Doktorarbeit: Die Erledigung des Rechtsmittels im Zivilprozessrecht

Die Erledigung des Rechtsmittels im Zivilprozessrecht

Schriften zum Zivilprozessrecht, Band 23

Hamburg , 170 Seiten

ISBN 978-3-8300-5249-4 (Print)
ISBN 978-3-339-05249-0 (eBook)

Zum Inhalt

Das Institut der Erledigung des Rechtsmittels im Zivilprozessrecht findet in der Praxis immer häufiger Anwendung, ohne sich jedoch über dessen Zulässigkeit im Einzelnen klar zu sein. Daher werden sowohl die Voraussetzungen als auch die Rechtsfolgen nicht einheitlich bestimmt. Dieses Buch widmet sich diesem Problem.
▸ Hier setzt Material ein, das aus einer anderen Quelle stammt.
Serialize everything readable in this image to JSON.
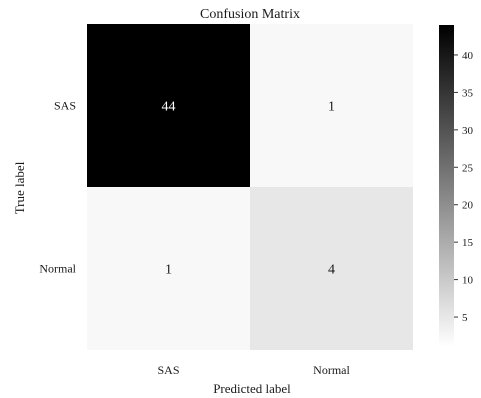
{
  "chart_data": {
    "type": "heatmap",
    "title": "Confusion Matrix",
    "xlabel": "Predicted label",
    "ylabel": "True label",
    "x_categories": [
      "SAS",
      "Normal"
    ],
    "y_categories": [
      "SAS",
      "Normal"
    ],
    "values": [
      [
        44,
        1
      ],
      [
        1,
        4
      ]
    ],
    "colormap": "Greys",
    "colorbar": {
      "min": 1,
      "max": 44,
      "ticks": [
        5,
        10,
        15,
        20,
        25,
        30,
        35,
        40
      ]
    }
  }
}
Mittels unterschiedlicher Fälle wird dargstellt, dass der Gesichtspunkt der Kostengerechtigkeit zur Unabdingbarkeit der Anerkennung der Rechtsmittelerledigung führt. Insbesondere an den Fällen der so genannten prozessualen Überholung wird anschaulich erklärt, dass es Situationen gibt, in denen die Parteien lediglich das Rechtsmittel beenden wollen, ohne jedoch zwingend zugleich den gesamten Rechtsstreit zu beenden, dennoch aber eine für sie kostengünstige Entscheidung anstreben. Es wird anhand der vom Gesetzgeber in der ZPO vorgegebenen Möglichkeiten untersucht, ob dieses Ziel erreichbar ist. Da letztlich aber keine gesetzliche Regelung für diese Fälle vorhanden ist, wird über eine Analogie zu §§ 91a, 516 ZPO das Institut der Rechtsmittelerledigung hergeleitet und dessen Voraussetzungen und Rechtsfolgen dargestellt. Dabei wird auch das Wesen des Rechtsmittels und der Streitgegenstand in der Rechtsmittelinstanz untersucht. Es wird anhand der Funktionen des Rechtsmittels nachvollziehbar für jedes einzelne Rechtsmittel herausgearbeitet, dass sich der Streitgegenstand im Rechtsmittelverfahren nicht ändert.

Das Buch bietet zudem eine Lösung für den Umgang mit der einseitigen Erledigungserklärung des Rechtsmittelführers. Dabei setzt es sich kritisch mit der bisherigen Praxis der Rechtsprechung. Die Verfasserin zeigt auf, dass eine Übertragung der Klageänderungstheorie, die von der herrschenden Meinung bei der einseitigen Erledigungserklärung des Rechtsstreits in Hauptsache angenommen wird, gerade nicht möglich ist.

Abschließend erfolgt ein kurzes Eingehen auf die Besonderheiten bei der Erledigung des Rechtsmittels in den Fällen mit einem eingelegten Anschlussrechtsmittels.